Por isso, o minimalismo de Sang-Soo não seria algo pueril do tipo bem-intencionado; antes um cinema da gentileza informal. Irremediavelmente a favor da abertura para o presente, A Traveler's Needs, embora mantenha uma convicção diante de suas próprias intenções, ao mesmo tempo se revela modesto em suas inseguranças particulares. A fragilidade contida no questionamento final de Huppert, proposto como o resultado de uma busca, parece direcionar-se ao próprio espectador. Ainda estaria ele disposto a se abrir para o imediatismo concreto do exercício de Hong Sang-soo, apesar das condições estabelecidas e assumidas pelo próprio diretor?
Após o elogiadíssimo documentário “La memoria infinita” (2023), a diretora chilena Maite Alberdi fez a sua estreia na ficção com No Lugar da Outra (“En lugar de la otra”, Chile, 2024), um crime-flick produzido pela Netflix.
A perspectiva de No Lugar da Outra foge do esquema usual dos filmes baseados em crimes reais. Seu conceito, de certa maneira, remete à famosa tese de Virginia Woolf sobre as condições básicas para uma mulher se tornar escritora (um teto todo seu, livre de interrupções, alheamento e desatenções, com tempo suficiente para se dedicar à escrita). No caso da protagonista interpretada por Elisa Zulueta, o exercício de criação se dá perante sua própria identidade e papel social, baseando-se literalmente na vida da célebre romancista María Carolina Geel (Francisca Lewin). Esta, por sua vez, acaba por encontrar “um teto todo seu” ao descobrir que a liberdade é capaz de transcender o cerceamento espacial.

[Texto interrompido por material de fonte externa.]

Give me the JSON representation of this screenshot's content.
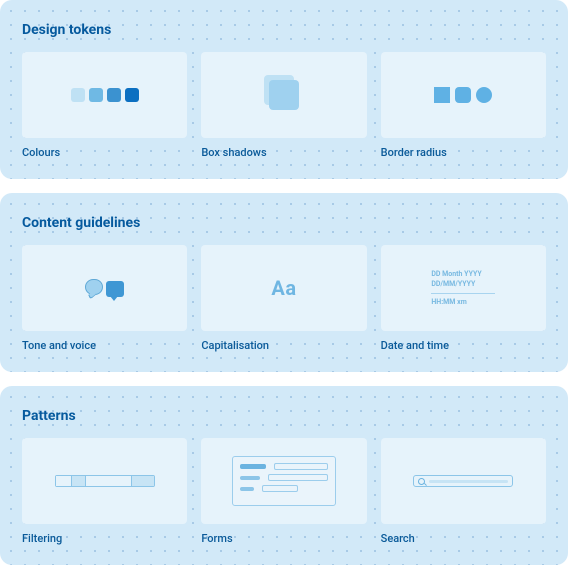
{
  "layout": {
    "panel_bg": "#d2e9f8",
    "card_bg": "#e6f3fb",
    "dot_color": "rgba(0,80,160,0.22)",
    "heading_color": "#065a9e",
    "caption_color": "#0a5a99"
  },
  "sections": [
    {
      "title": "Design tokens",
      "cards": [
        {
          "id": "colours",
          "label": "Colours",
          "swatches": [
            "#bfe1f4",
            "#6fb9e4",
            "#3b92d0",
            "#0b6fc1"
          ]
        },
        {
          "id": "box-shadows",
          "label": "Box shadows",
          "back_color": "#bfe1f4",
          "front_color": "#9fd1ef"
        },
        {
          "id": "border-radius",
          "label": "Border radius",
          "shape_color": "#5fb1e4"
        }
      ]
    },
    {
      "title": "Content guidelines",
      "cards": [
        {
          "id": "tone-voice",
          "label": "Tone and voice"
        },
        {
          "id": "capitalisation",
          "label": "Capitalisation",
          "glyph": "Aa"
        },
        {
          "id": "date-time",
          "label": "Date and time",
          "lines_top": [
            "DD Month YYYY",
            "DD/MM/YYYY"
          ],
          "line_bottom": "HH:MM xm"
        }
      ]
    },
    {
      "title": "Patterns",
      "cards": [
        {
          "id": "filtering",
          "label": "Filtering"
        },
        {
          "id": "forms",
          "label": "Forms"
        },
        {
          "id": "search",
          "label": "Search"
        }
      ]
    }
  ]
}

Pena a direção de Maite Alberdi ser tão dependente das descrições e pouco autônoma nas idealizações, tornando a projeção da protagonista numa fábula anti-doméstica incapaz de ceder aos moldes para se agarrar à curiosidade pelo novo. O resultado fica aquém da personagem, dando um ar frívolo aos seus desejos. Ainda assim, Alberdi se mantém fiel ao seu ponto de vista até o fim.